Early Intervention System for Adverse Police Interactions

Fellows: Samuel Carton, Kenneth Joseph, Ayesha Mahmud, Youngsoo Park
Mentor: Joe Walsh
Project Partner: The White House and Charlotte-Mecklenburg Police Department
[Project Blog Post] [Paper]

This project is being continued at the Center for Data Science & Public Policy at the University of Chicago. For recent updates, results, and news, please visit the project web page.

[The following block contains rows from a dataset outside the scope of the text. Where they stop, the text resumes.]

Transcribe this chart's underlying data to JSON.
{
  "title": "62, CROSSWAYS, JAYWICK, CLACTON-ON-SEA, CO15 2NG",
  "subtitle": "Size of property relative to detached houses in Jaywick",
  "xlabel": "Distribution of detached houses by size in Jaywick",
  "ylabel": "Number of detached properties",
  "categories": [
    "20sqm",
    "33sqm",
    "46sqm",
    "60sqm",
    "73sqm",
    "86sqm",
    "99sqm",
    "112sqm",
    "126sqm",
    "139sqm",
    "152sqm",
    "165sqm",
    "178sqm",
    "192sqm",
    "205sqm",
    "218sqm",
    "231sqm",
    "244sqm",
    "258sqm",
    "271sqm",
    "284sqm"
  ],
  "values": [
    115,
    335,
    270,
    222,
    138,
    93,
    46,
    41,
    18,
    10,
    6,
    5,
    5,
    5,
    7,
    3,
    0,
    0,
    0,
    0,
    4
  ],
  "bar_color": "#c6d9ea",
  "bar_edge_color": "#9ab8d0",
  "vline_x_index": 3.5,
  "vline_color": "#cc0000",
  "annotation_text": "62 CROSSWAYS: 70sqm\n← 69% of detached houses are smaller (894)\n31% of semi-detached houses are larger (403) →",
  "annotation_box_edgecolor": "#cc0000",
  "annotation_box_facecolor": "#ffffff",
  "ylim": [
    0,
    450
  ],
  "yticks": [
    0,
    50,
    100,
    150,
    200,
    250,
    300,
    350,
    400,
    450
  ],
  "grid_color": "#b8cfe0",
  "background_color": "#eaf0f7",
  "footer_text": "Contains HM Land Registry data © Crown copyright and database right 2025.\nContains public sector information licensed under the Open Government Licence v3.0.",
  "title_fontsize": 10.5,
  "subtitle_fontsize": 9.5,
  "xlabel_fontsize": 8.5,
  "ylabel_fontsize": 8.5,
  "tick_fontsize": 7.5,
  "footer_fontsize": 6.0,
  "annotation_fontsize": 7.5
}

Many police departments in the United States have developed and deployed “early warning systems” to identify officers who may benefit from additional training, resources, or counseling. These systems attempt to determine behavioral patterns that predict a higher risk of future adverse incidents, such as excessive use of force or citizen complaints. Detecting these actions opens new opportunities to develop targeted interventions for officers to protect their safety and improve police/community interactions.

As part of the White House Police Data Initiative, DSSG will partner with multiple police departments, including the Charlotte-Mecklenburg Police Department, applying data analysis to identify which factors should be used in early warning systems to flag at-risk officers before an adverse interaction occurs. Using anonymized police data, as well as contextual data about local crime and demographics, this model will detect the factors most indicative of future problems, so that departments can provide additional support to their officers. DSSG will analyze initial datasets this summer, and will scale up the research with additional police departments in the fall to build a viable prototype early warning system.